Alhasil zombie itu bersemangat menyerang ketiga lelaki tadi.
"Kachi!! Sialan... Berhenti main-main!!" teriak Roland. Ia lalu menatap tiang bendera di sana. "Cepat panjat!!" ia menatap mereka.
Lalu Roland memanjat duluan di susul Dian memanjat dan Ariya yang terakhir.
Semua zombie itu mengeroyoki mereka, menggoyangkan tiang mereka dan itu membuat tiang bendera itu termiring jatuh mengenai balkon, itu membuat jalan untuk mereka.
Roland benar-benar kuat, dia memanjat ke sana dan mengangkat tubuhnya dengan tangannya hingga berhasil berdiri di balkon.
"Hei cepatlah," ia mengulur lengan.
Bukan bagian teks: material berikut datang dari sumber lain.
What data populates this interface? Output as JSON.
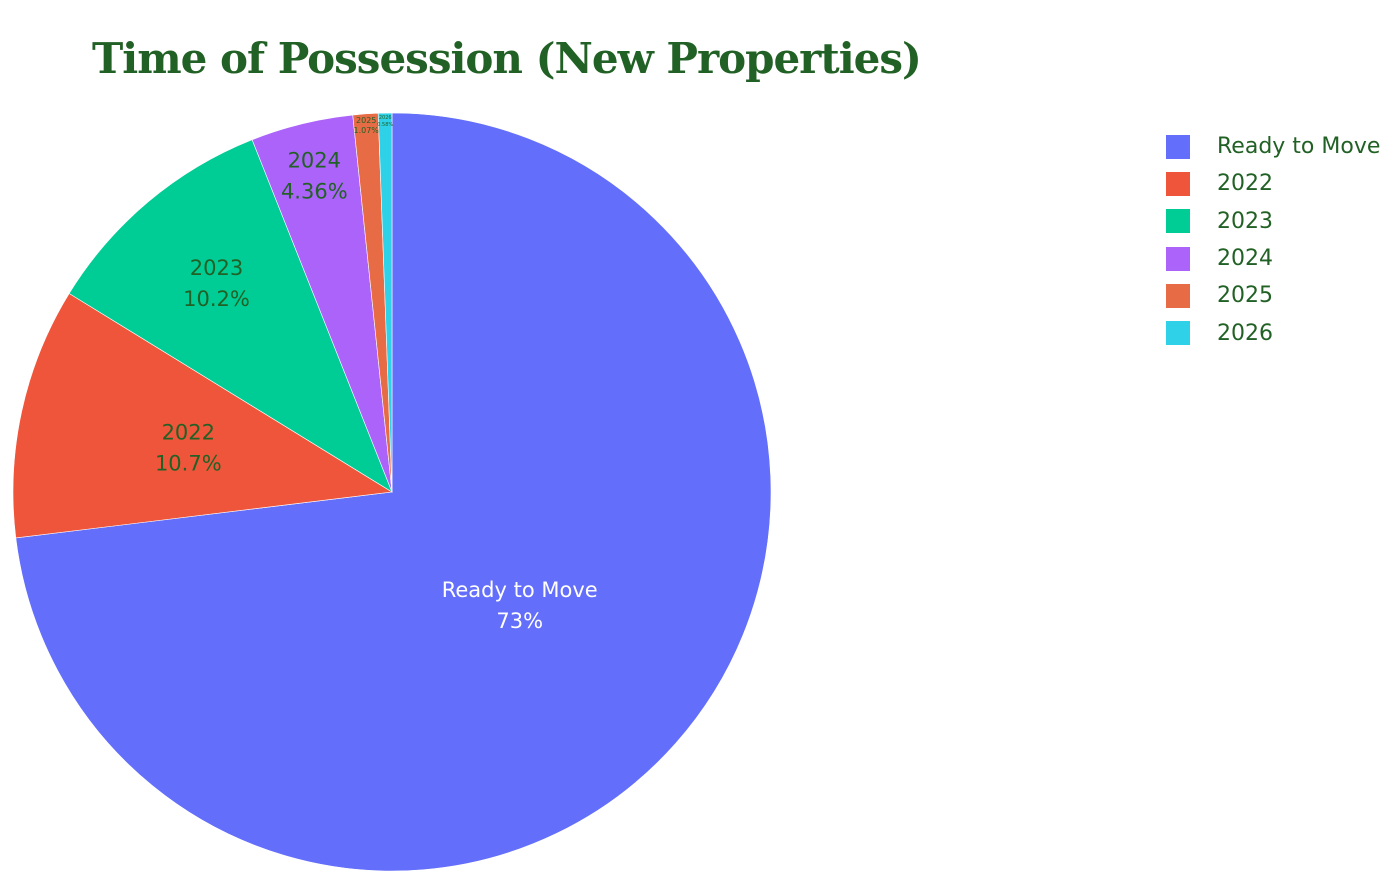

Tapi Dian tak bergerak sama sekali, hanya bisa memeluk tiang itu dengan tangan dan kakinya yang sudah gemetar tidak kuat.
"Kopral, apa yang kau lakukan panjatlah!!" tambah Ariya dari atas memberitahu Dian.
"Aku tidak bisa, tanganku tidak kuat!!"
"Kau tidak kuat!! Ibumu saja bisa melakukan ini!!" teriak Ariya.
"...Jangan bawa-bawa nama ibu ku, dia sudah mati," kata Dian, hal itu membuatnya menaiki tiang itu dan menerima uluran tangan Roland.
Dia akhirnya bisa melakukan itu, lalu mereka berhasil naik ke balkon dan aman di sana.
"Bagus, kita jemput Kachi sekarang," kata Roland.
Lalu mereka masuk ke tempat siaran musik itu dari jendela dan melihat Kachi masih mengotak-atik benda itu.
"Hei, hentikan itu, itu akan rusak."
"Hah, bagaimana kalian bisa cepat kemari?!" Kachi menoleh dengan terkejut panik.
"Kami bisa sendiri, kau yang payah," cengir Roland.
"Apa?! Setidaknya aku sudah berusaha," Kachi ikut menatap kesal.
"Kita harus segera pergi dari sini," kata Dian, ia melihat banyak zombie yang akan ke sana. Lalu mereka pergi melewati jendela lagi dan berlari menuju jalan keluar.
"Senior, kita akan kemana?" Ariya menatap. Lalu Roland terdiam, mereka belum turun di balkon itu.
"Benar juga, kita akan kemana?" Roland juga terdiam bingung.
Tapi tiba-tiba ada insting kuat milik Roland. Ia menatap jalan pagar kawat itu.
"Kita akan berlari hingga keluar," kata Roland. Lalu ia menggendong Kachi membuat Kachi terkejut berwajah merah.
Mereka bertiga berlari keluar dan Ariya tercatat sejarah yang paling terakhir lari menutup pagar kawat itu sebelum banyak zombie di sana yang mengejar, ia menutup pagar kawat yang besar dan tajam itu dan menguncinya. Lalu berlari menyusul mereka yang hampir jauh.